La diffusion virtuelle de modèles – par les médias, les catalogues, les paroles – est aussi capitale que celle d’objets réels. Un mobilier publié dans Revue Noire dans les années 1990 gagnait immédiatement une certaine reconnaissance dans le monde culturel franco-africain, comme ce fut le cas récemment en Europe où le design expérimental néerlandais imposait son influence. La différence est que cette influence-ci a touché la production contemporaine grand public (Ikéa par exemple), alors que les concepteurs africains semblent n’avoir qu’un impact marginal sur leurs sociétés. Ils n’ont jusque-là pas trouvé la voie qui leur permettrait de peser sur la production courante d’objets.

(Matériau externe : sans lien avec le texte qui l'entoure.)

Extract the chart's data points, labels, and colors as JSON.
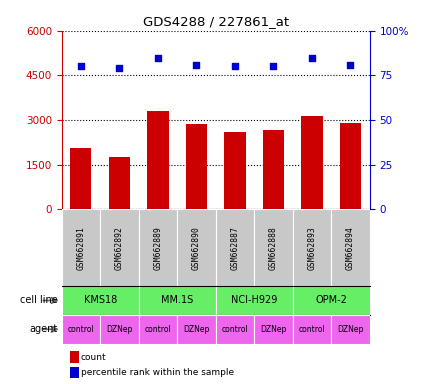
{
  "title": "GDS4288 / 227861_at",
  "samples": [
    "GSM662891",
    "GSM662892",
    "GSM662889",
    "GSM662890",
    "GSM662887",
    "GSM662888",
    "GSM662893",
    "GSM662894"
  ],
  "counts": [
    2050,
    1750,
    3300,
    2850,
    2600,
    2650,
    3150,
    2900
  ],
  "percentile_ranks": [
    80,
    79,
    85,
    81,
    80,
    80,
    85,
    81
  ],
  "cell_lines": [
    {
      "label": "KMS18",
      "start": 0,
      "end": 2
    },
    {
      "label": "MM.1S",
      "start": 2,
      "end": 4
    },
    {
      "label": "NCI-H929",
      "start": 4,
      "end": 6
    },
    {
      "label": "OPM-2",
      "start": 6,
      "end": 8
    }
  ],
  "agents": [
    "control",
    "DZNep",
    "control",
    "DZNep",
    "control",
    "DZNep",
    "control",
    "DZNep"
  ],
  "bar_color": "#cc0000",
  "dot_color": "#0000cc",
  "cell_line_color": "#66ee66",
  "agent_color": "#ee66ee",
  "sample_bg_color": "#c8c8c8",
  "ylim_left": [
    0,
    6000
  ],
  "ylim_right": [
    0,
    100
  ],
  "yticks_left": [
    0,
    1500,
    3000,
    4500,
    6000
  ],
  "yticks_right": [
    0,
    25,
    50,
    75,
    100
  ],
  "ytick_labels_left": [
    "0",
    "1500",
    "3000",
    "4500",
    "6000"
  ],
  "ytick_labels_right": [
    "0",
    "25",
    "50",
    "75",
    "100%"
  ],
  "left_tick_color": "#cc0000",
  "right_tick_color": "#0000cc",
  "legend_count_label": "count",
  "legend_pct_label": "percentile rank within the sample"
}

– Cela amène à parler du « design invisible », qui a une valeur plus économique que médiatique : les objets courants, trouvés sur les marchés locaux, qui ne semblent dessinés par personne mais conviennent aux usages en s’adaptant continûment aux modes de vie, ceci par des changements « discrets » : formes, matériaux, couleurs
Quels sont les processus de « design invisible » qui transforment ces objets et les mettent en phase avec les sociétés ? Ces processus, on peut les voir à l’uvre dans la production artisanale à échelle industrielle qui sort des forges de Médine à Bamako (notamment les célèbres marmites en aluminium recyclé) ou dans les productions d’ustensiles en plastique coloré : Sada Diallo, Seneplast
ou, bien sûr, made in China. Le nouveau « partenaire » de l’Afrique.